Sono anche formatore dei clown di corsia ed è riconosciuto dalla scienza che ridere non solo fa bene al cuore, ma induce un rilascio di sostanze salutari nell’organismo. La risata è un elemento importante a livello terapeutico, è dimostrato.
Nello specifico il clown è la figura che più di ogni altra rompe schemi e barriere. È comprensibile a ogni persona, di qualunque età, provenienza, estrazione sociale e cultura. Le risate scaturiscono dal modo con cui il clown si rapporta al senso di morte, ai difetti, alle incapacità, cioè giocandoci. Non è un caso che questa figura si diffonda in ambienti di difficoltà come ospedali, luoghi di guerra o di povertà.
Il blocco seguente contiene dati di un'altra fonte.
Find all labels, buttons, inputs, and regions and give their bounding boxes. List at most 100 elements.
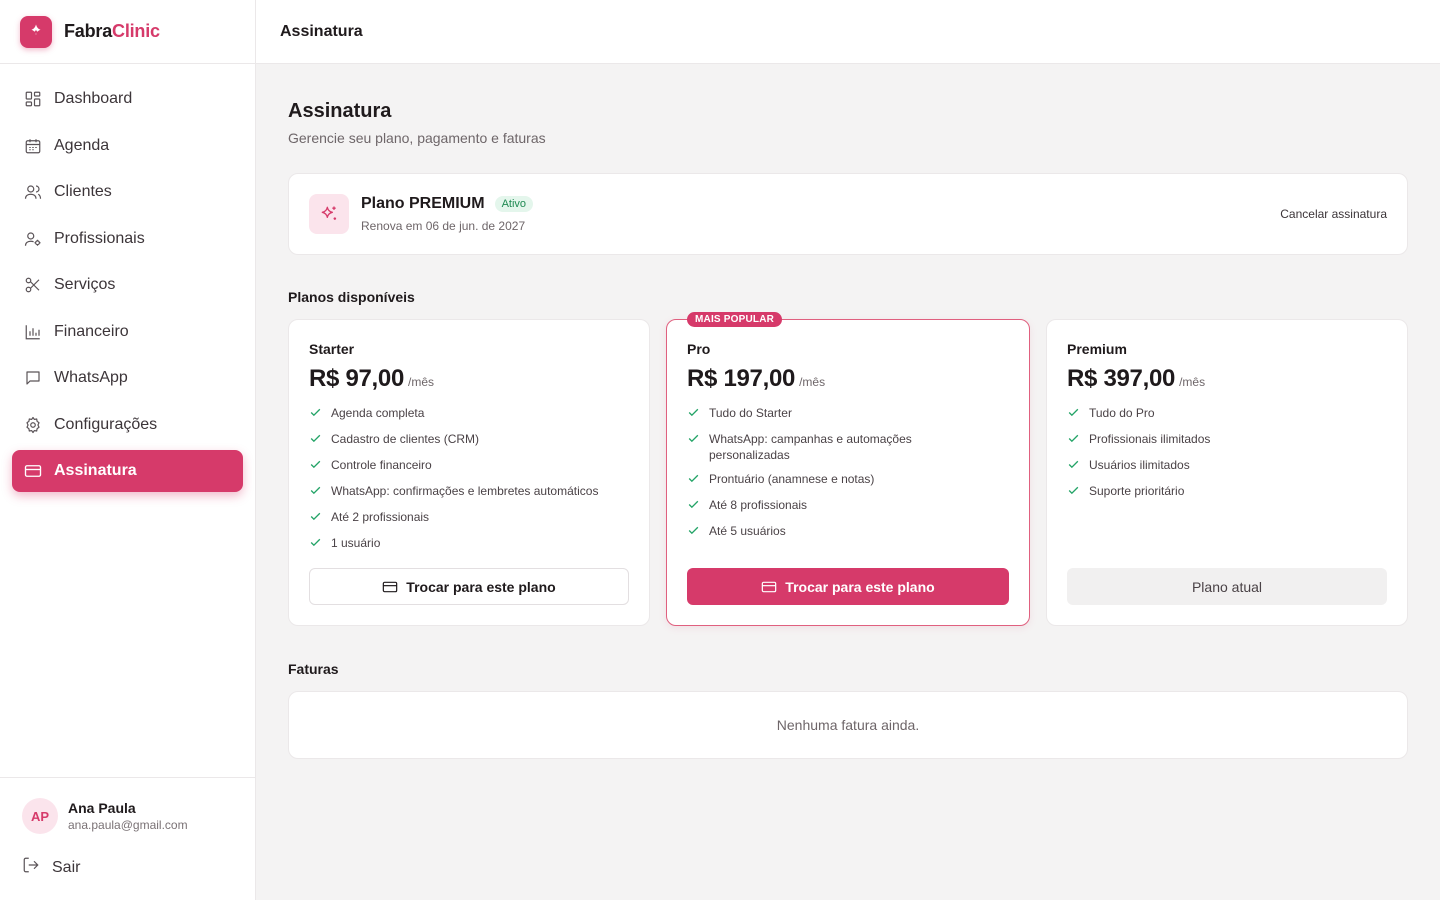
plan-period: /mês [408, 375, 435, 389]
sidebar-item-whatsapp[interactable]: WhatsApp [12, 357, 243, 399]
brand-name-part1: Fabra [64, 21, 113, 41]
list-item: Cadastro de clientes (CRM) [309, 431, 629, 449]
feature-text: Prontuário (anamnese e notas) [709, 472, 875, 486]
list-item: Agenda completa [309, 405, 629, 423]
sidebar-item-label: Configurações [54, 415, 158, 433]
user-email: ana.paula@gmail.com [68, 818, 188, 832]
sidebar-item-assinatura[interactable]: Assinatura [12, 450, 243, 492]
sidebar-item-financeiro[interactable]: Financeiro [12, 311, 243, 353]
cancel-subscription-button[interactable]: Cancelar assinatura [1280, 207, 1387, 221]
brand[interactable]: FabraClinic [0, 0, 255, 64]
plan-price-row: R$ 397,00 /mês [1067, 365, 1387, 393]
check-icon [687, 498, 701, 515]
feature-list: Agenda completa Cadastro de clientes (CR… [309, 405, 629, 553]
plan-name: Pro [687, 341, 711, 357]
list-item: Controle financeiro [309, 457, 629, 475]
plan-period: /mês [799, 375, 826, 389]
current-plan-button: Plano atual [1067, 568, 1387, 605]
button-label: Trocar para este plano [785, 578, 935, 595]
plan-price: R$ 397,00 [1067, 365, 1176, 392]
button-label: Plano atual [1191, 578, 1263, 595]
sidebar-item-servicos[interactable]: Serviços [12, 264, 243, 306]
sidebar-nav: Dashboard Agenda Clientes Profissionais … [0, 64, 255, 511]
sparkles-icon [309, 194, 349, 234]
plan-price: R$ 97,00 [309, 365, 405, 392]
plan-name: Premium [1067, 341, 1127, 357]
check-icon [309, 510, 323, 527]
check-icon [687, 472, 701, 489]
topbar: Assinatura [256, 0, 1440, 64]
feature-text: WhatsApp: campanhas e automações persona… [709, 432, 912, 462]
button-label: Trocar para este plano [406, 578, 556, 595]
current-plan-info: Plano PREMIUM Ativo Renova em 06 de jun.… [361, 195, 534, 233]
sidebar-item-label: WhatsApp [54, 369, 128, 386]
credit-card-icon [24, 462, 42, 480]
plan-price-row: R$ 97,00 /mês [309, 365, 629, 393]
list-item: WhatsApp: confirmações e lembretes autom… [309, 483, 629, 501]
feature-text: Suporte prioritário [1089, 484, 1185, 498]
sidebar-item-label: Serviços [54, 276, 116, 293]
bar-chart-icon [24, 323, 42, 341]
avatar: AP [22, 798, 58, 834]
feature-text: Até 8 profissionais [709, 498, 808, 512]
check-icon [309, 484, 323, 501]
sidebar-item-agenda[interactable]: Agenda [12, 125, 243, 167]
feature-text: Cadastro de clientes (CRM) [331, 432, 480, 446]
sidebar: FabraClinic Dashboard Agenda Clientes Pr… [0, 0, 256, 900]
list-item: Tudo do Pro [1067, 405, 1387, 423]
page-subtitle: Gerencie seu plano, pagamento e faturas [288, 130, 546, 146]
switch-plan-button-starter[interactable]: Trocar para este plano [309, 568, 629, 605]
popular-badge: MAIS POPULAR [687, 312, 783, 327]
calendar-icon [24, 137, 42, 155]
list-item: Profissionais ilimitados [1067, 431, 1387, 449]
list-item: Prontuário (anamnese e notas) [687, 471, 1009, 489]
check-icon [1067, 406, 1081, 423]
invoices-section-title: Faturas [288, 661, 339, 677]
current-plan-card: Plano PREMIUM Ativo Renova em 06 de jun.… [288, 173, 1408, 255]
sidebar-item-profissionais[interactable]: Profissionais [12, 218, 243, 260]
list-item: WhatsApp: campanhas e automações persona… [687, 431, 1009, 463]
sidebar-item-label: Assinatura [54, 462, 137, 479]
feature-list: Tudo do Starter WhatsApp: campanhas e au… [687, 405, 1009, 541]
sidebar-item-dashboard[interactable]: Dashboard [12, 78, 243, 120]
check-icon [1067, 484, 1081, 501]
sidebar-item-label: Agenda [54, 136, 110, 154]
sidebar-item-label: Profissionais [54, 229, 145, 247]
list-item: 1 usuário [309, 535, 629, 553]
feature-list: Tudo do Pro Profissionais ilimitados Usu… [1067, 405, 1387, 501]
check-icon [687, 432, 701, 449]
brand-name-part2: Clinic [112, 21, 160, 41]
sidebar-item-clientes[interactable]: Clientes [12, 171, 243, 213]
brand-name: FabraClinic [64, 21, 160, 42]
switch-plan-button-pro[interactable]: Trocar para este plano [687, 568, 1009, 605]
feature-text: Tudo do Starter [709, 406, 792, 420]
plan-price: R$ 197,00 [687, 365, 796, 392]
check-icon [687, 524, 701, 541]
check-icon [687, 406, 701, 423]
logout-button[interactable]: Sair [22, 856, 233, 879]
sidebar-item-configuracoes[interactable]: Configurações [12, 404, 243, 446]
feature-text: 1 usuário [331, 536, 381, 550]
clinic-logo-icon [20, 15, 52, 48]
sidebar-item-label: Clientes [54, 183, 112, 200]
current-plan-title: Plano PREMIUM [361, 195, 485, 212]
list-item: Tudo do Starter [687, 405, 1009, 423]
sidebar-item-label: Financeiro [54, 322, 129, 340]
check-icon [309, 406, 323, 423]
scissors-icon [24, 276, 42, 294]
list-item: Suporte prioritário [1067, 483, 1387, 501]
feature-text: Até 2 profissionais [331, 510, 430, 524]
gear-icon [24, 416, 42, 434]
feature-text: Agenda completa [331, 406, 425, 420]
feature-text: Controle financeiro [331, 458, 432, 472]
message-icon [24, 369, 42, 387]
user-profile[interactable]: AP Ana Paula ana.paula@gmail.com [22, 798, 233, 834]
list-item: Até 8 profissionais [687, 497, 1009, 515]
invoices-empty-text: Nenhuma fatura ainda. [776, 717, 920, 733]
user-panel: AP Ana Paula ana.paula@gmail.com Sair [0, 777, 255, 900]
feature-text: Profissionais ilimitados [1089, 432, 1211, 446]
user-name: Ana Paula [68, 800, 136, 816]
plan-card-pro: MAIS POPULAR Pro R$ 197,00 /mês Tudo do … [666, 312, 1030, 626]
feature-text: Usuários ilimitados [1089, 458, 1190, 472]
user-gear-icon [24, 230, 42, 248]
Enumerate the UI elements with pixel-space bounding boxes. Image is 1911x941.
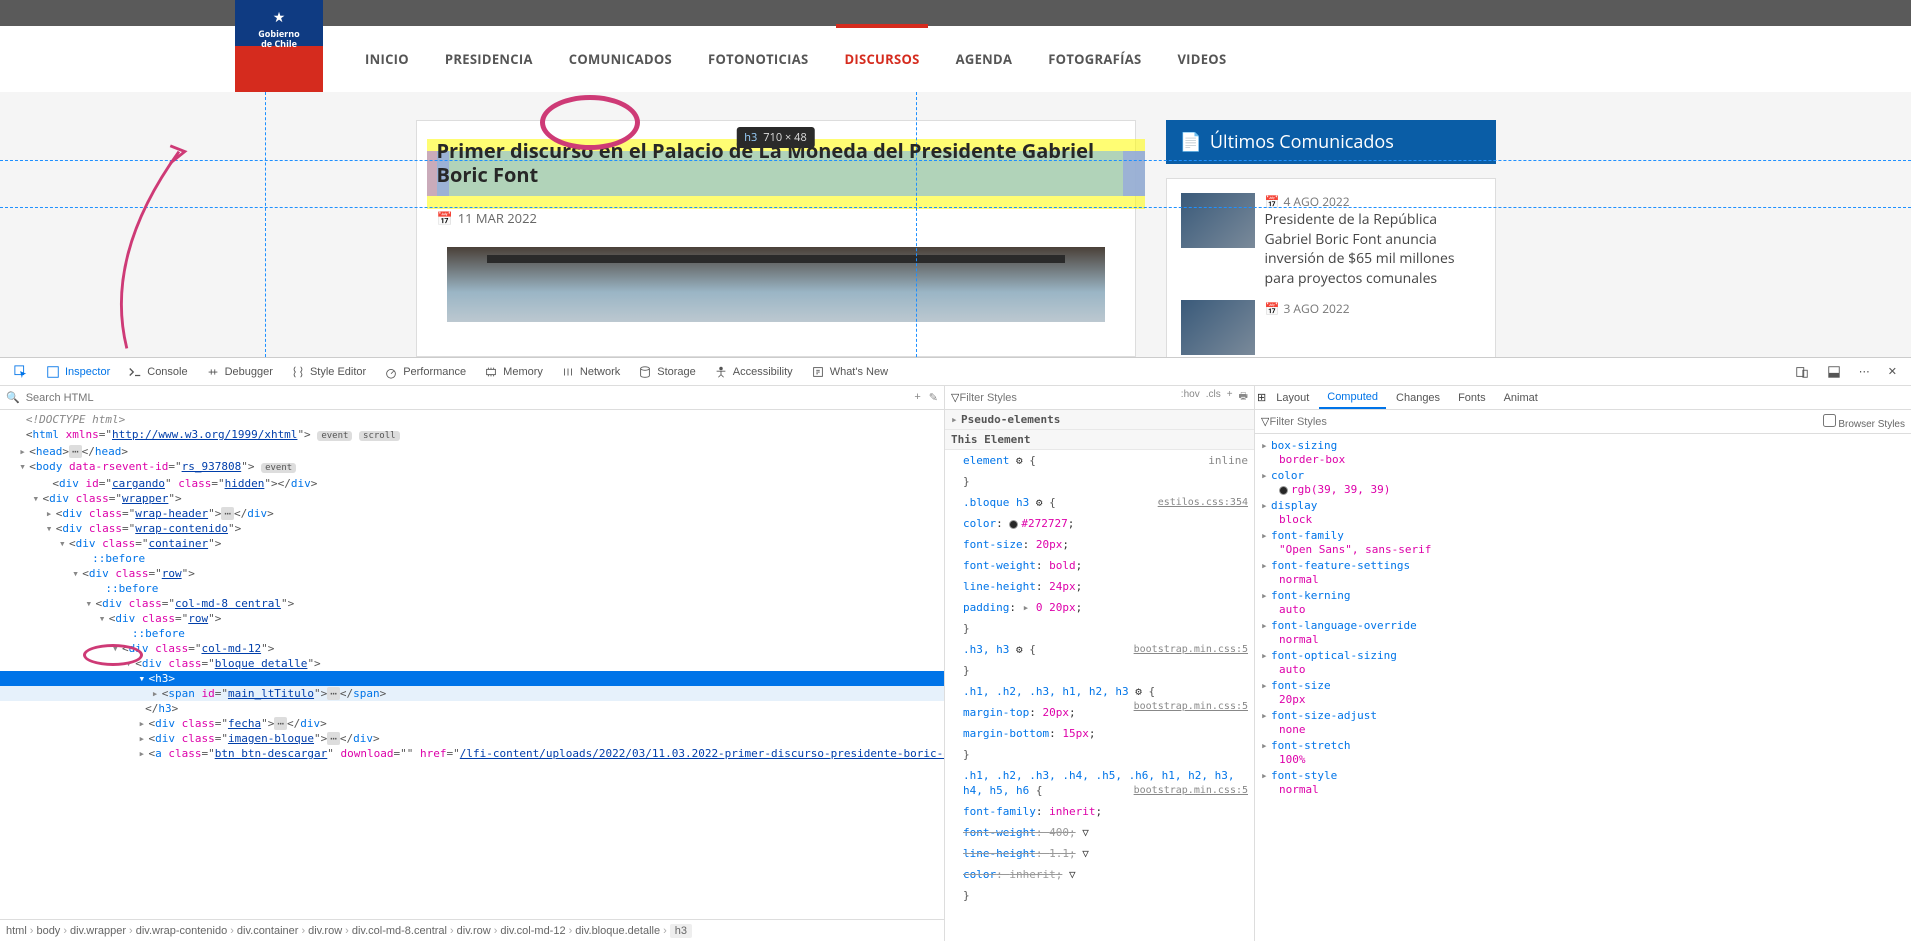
calendar-icon: 📅 [1265, 300, 1280, 317]
tab-computed[interactable]: Computed [1319, 387, 1386, 409]
devtools: Inspector Console Debugger Style Editor … [0, 357, 1911, 941]
logo-text: Gobiernode Chile [258, 29, 299, 49]
inspect-tooltip: h3 710 × 48 [736, 127, 815, 148]
tab-fonts[interactable]: Fonts [1450, 388, 1494, 408]
sidebar-heading: 📄 Últimos Comunicados [1166, 120, 1496, 164]
sidebar-item-title: Presidente de la República Gabriel Boric… [1265, 210, 1481, 288]
responsive-mode-button[interactable] [1787, 361, 1817, 383]
html-tree[interactable]: <!DOCTYPE html> <html xmlns="http://www.… [0, 410, 944, 919]
add-node-button[interactable]: + [914, 391, 920, 404]
tab-layout[interactable]: Layout [1268, 388, 1317, 408]
devtools-toolbar: Inspector Console Debugger Style Editor … [0, 358, 1911, 386]
tab-style-editor[interactable]: Style Editor [283, 361, 374, 383]
tab-performance[interactable]: Performance [376, 361, 474, 383]
main-nav: INICIO PRESIDENCIA COMUNICADOS FOTONOTIC… [323, 26, 1244, 92]
logo[interactable]: ★ Gobiernode Chile [235, 0, 323, 92]
calendar-icon: 📅 [437, 209, 453, 227]
nav-agenda[interactable]: AGENDA [938, 50, 1031, 68]
sidebar-thumb [1181, 193, 1255, 248]
browser-styles-checkbox[interactable] [1823, 414, 1836, 427]
sidebar-thumb [1181, 300, 1255, 355]
print-button[interactable]: 🖶 [1239, 389, 1248, 406]
html-search-input[interactable] [26, 392, 909, 404]
computed-list[interactable]: ▸box-sizingborder-box ▸colorrgb(39, 39, … [1255, 434, 1911, 941]
tab-console[interactable]: Console [120, 361, 195, 383]
nav-inicio[interactable]: INICIO [347, 50, 427, 68]
tab-network[interactable]: Network [553, 361, 628, 383]
breadcrumb[interactable]: html› body› div.wrapper› div.wrap-conten… [0, 919, 944, 941]
nav-discursos[interactable]: DISCURSOS [826, 50, 937, 68]
eyedropper-button[interactable]: ✎ [929, 391, 938, 404]
logo-star-icon: ★ [273, 8, 286, 27]
styles-filter-input[interactable] [959, 392, 1180, 404]
styles-panel: ▽ :hov .cls + 🖶 ▸Pseudo-elements This El… [945, 386, 1255, 941]
more-button[interactable]: ⋯ [1851, 361, 1878, 382]
sidebar-item[interactable]: 📅4 AGO 2022 Presidente de la República G… [1181, 193, 1481, 288]
cls-button[interactable]: .cls [1206, 389, 1221, 406]
article-date: 📅 11 MAR 2022 [437, 209, 1115, 227]
filter-icon: ▽ [951, 391, 959, 404]
tab-accessibility[interactable]: Accessibility [706, 361, 801, 383]
computed-panel: ⊞ Layout Computed Changes Fonts Animat ▽… [1255, 386, 1911, 941]
html-search: 🔍 + ✎ [0, 386, 944, 410]
tab-memory[interactable]: Memory [476, 361, 551, 383]
sidebar-item[interactable]: 📅3 AGO 2022 [1181, 300, 1481, 355]
layout-panel-toggle[interactable]: ⊞ [1257, 391, 1266, 404]
calendar-icon: 📅 [1265, 193, 1280, 210]
nav-fotonoticias[interactable]: FOTONOTICIAS [690, 50, 826, 68]
html-panel: 🔍 + ✎ <!DOCTYPE html> <html xmlns="http:… [0, 386, 945, 941]
content: h3 710 × 48 Primer discurso en el Palaci… [0, 92, 1911, 357]
nav-videos[interactable]: VIDEOS [1159, 50, 1244, 68]
tab-changes[interactable]: Changes [1388, 388, 1448, 408]
article-card: h3 710 × 48 Primer discurso en el Palaci… [416, 120, 1136, 357]
tab-animations[interactable]: Animat [1496, 388, 1546, 408]
filter-icon: ▽ [1261, 415, 1269, 428]
hov-button[interactable]: :hov [1181, 389, 1200, 406]
article-image [447, 247, 1105, 322]
add-rule-button[interactable]: + [1227, 389, 1233, 406]
tab-whats-new[interactable]: What's New [803, 361, 896, 383]
header: ★ Gobiernode Chile INICIO PRESIDENCIA CO… [0, 26, 1911, 92]
tab-storage[interactable]: Storage [630, 361, 704, 383]
pick-element-button[interactable] [6, 361, 36, 383]
sidebar: 📄 Últimos Comunicados 📅4 AGO 2022 Presid… [1166, 120, 1496, 357]
tab-inspector[interactable]: Inspector [38, 361, 118, 383]
nav-presidencia[interactable]: PRESIDENCIA [427, 50, 551, 68]
nav-comunicados[interactable]: COMUNICADOS [551, 50, 690, 68]
dock-button[interactable] [1819, 361, 1849, 383]
tab-debugger[interactable]: Debugger [198, 361, 281, 383]
document-icon: 📄 [1180, 130, 1202, 154]
search-icon: 🔍 [6, 391, 20, 404]
computed-filter-input[interactable] [1269, 416, 1822, 428]
nav-fotografias[interactable]: FOTOGRAFÍAS [1030, 50, 1159, 68]
close-devtools-button[interactable]: ✕ [1880, 361, 1905, 382]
E arriva al cuore di tutti, perché tocca corde recondite e viscerali che accomunano tutti.
Guardando avanti, hai nuovi progetti?
Le novità in cantiere sono tutte collegate alla fase attuale. Fondamentale è stato l’incontro col metodo Grinberg: Mila, operatrice del Metodo da nove anni, mi ha aiutato a sentire che nel corpo stavo frenando la realizzazione di “Fino a 100”. Gli esercizi mi hanno spinto a sbloccare il senso di inadeguatezza, ho avvertito un’energia che mi dava il coraggio di procedere.
A luglio inizierò i corsi tenuti dal fondatore, Avi Grinberg. Il metodo si basa sull’attenzione al corpo e rappresenta una miniera di stimoli che integro nell’insegnamento. Assieme a Mila conduco percorsi di formazione, nei quali far dialogare gli esercizi di training fisico teatrale e di espressività del corpo.
Nella stagione estiva poi sarò di nuovo giullare per le piazze e mi dedicherò anche alla ricerca sul dialetto romagnolo come lingua di scena. Due capitoli che richiederebbero approfondimenti ma… non divaghiamo!
Un caro amico pittore, Fabrizio Pavolucci, ha coniato un detto che uso spesso per dire che mi occupo di tanti progetti insieme: “Otto cose alla volta, non di più”.